CHARLESTON, W.Va. -- It's not often these days that someone from outside Washington writes to pat Congress on the back for getting something right. But I'd like to take a moment to say that with passage of the Staggers Act 30 years ago, Congress did just that.
October will see the 30th anniversary of the Staggers Act of 1980. This is a family legacy that I am very proud of -- and it was something I recall its author, my father Harley Staggers Sr., counting among his greatest achievements during the 33 years he spent in the U.S. House of Representatives.
There are lessons today that we can take from that bi-partisan effort three decades ago, lessons that are much needed as our nation struggles to regain solid footing amidst lingering economic uncertainty and political change.
Back then, the nation's railroads were crumbling, both physically and financially. Trains all over the country were operating at reduced speeds because of unsafe conditions. That is because unfortunately, railroads simply could not afford to fully maintain the nation's rail infrastructure. Something clearly had to be done.
Rather than resorting to a federal bailout, the Staggers Act did just the opposite and let the marketplace determine whether America's railroads would find their way to recovery. Like now, times were tough for American taxpayers, and the federal coffers were not primed to come to the rescue.
So, the Staggers Act eliminated many regulations that were hindering important changes that needed to happen to ensure railroads could survive. For the first time, railroads were allowed to enter into private agreements with customers, allowing them to better compete with trucks and airlines for business. When the Staggers Act was passed, political opponents predicted that rail rates would skyrocket. Turns out, they were wrong -- today it costs on average half what it did in 1980 to move goods by rail.

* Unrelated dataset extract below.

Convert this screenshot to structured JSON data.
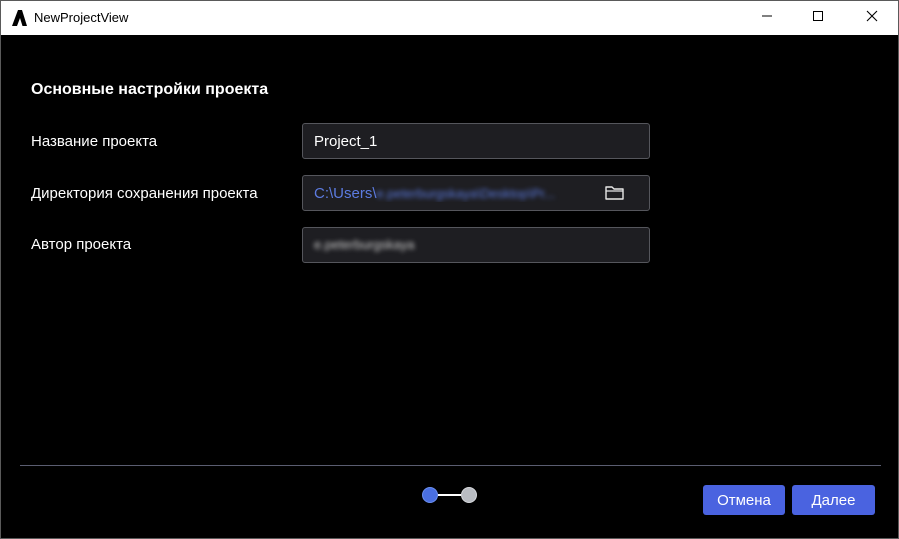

Perhaps most importantly, Congress recognized that railroads, unlike trucks, planes or barges, spend their own money on their infrastructure and, therefore, had to make enough money to build and maintain the nation's rail network. Under the Staggers Act, railroads were given authority to base their rates on market demand, rather than have the government set their rates.
The Staggers Act removed many government controls, but it also ensured customer protections. Today, the Surface Transportation Board oversees railroad mergers and other rail-related issues, including rates in cases where there is no effective rail competition.
But despite the fact that today's railroads are safer, more efficient and more affordable, it seems like ever since the Staggers Act was passed, certain rail shippers have been pushing to repeal it, and a handful of politicians have been trying to get government back into the railroad business.
As we mark the anniversary of the Staggers Act, let us not forget what happened the last time our federal government was in the business of running railroads. Let us also not take for granted that railroads today are a self-sustaining industry that has weathered the recession and emerged positioned to help with America's economic recovery. We can and should rely on railroads to sustain themselves. But we must preserve the policies that have and will make that possible.
Staggers, daughter of former U.S. Rep Harley Orrin Staggers (D-W.Va.), is a member of the West Virginia House of Delegates from Fayette County.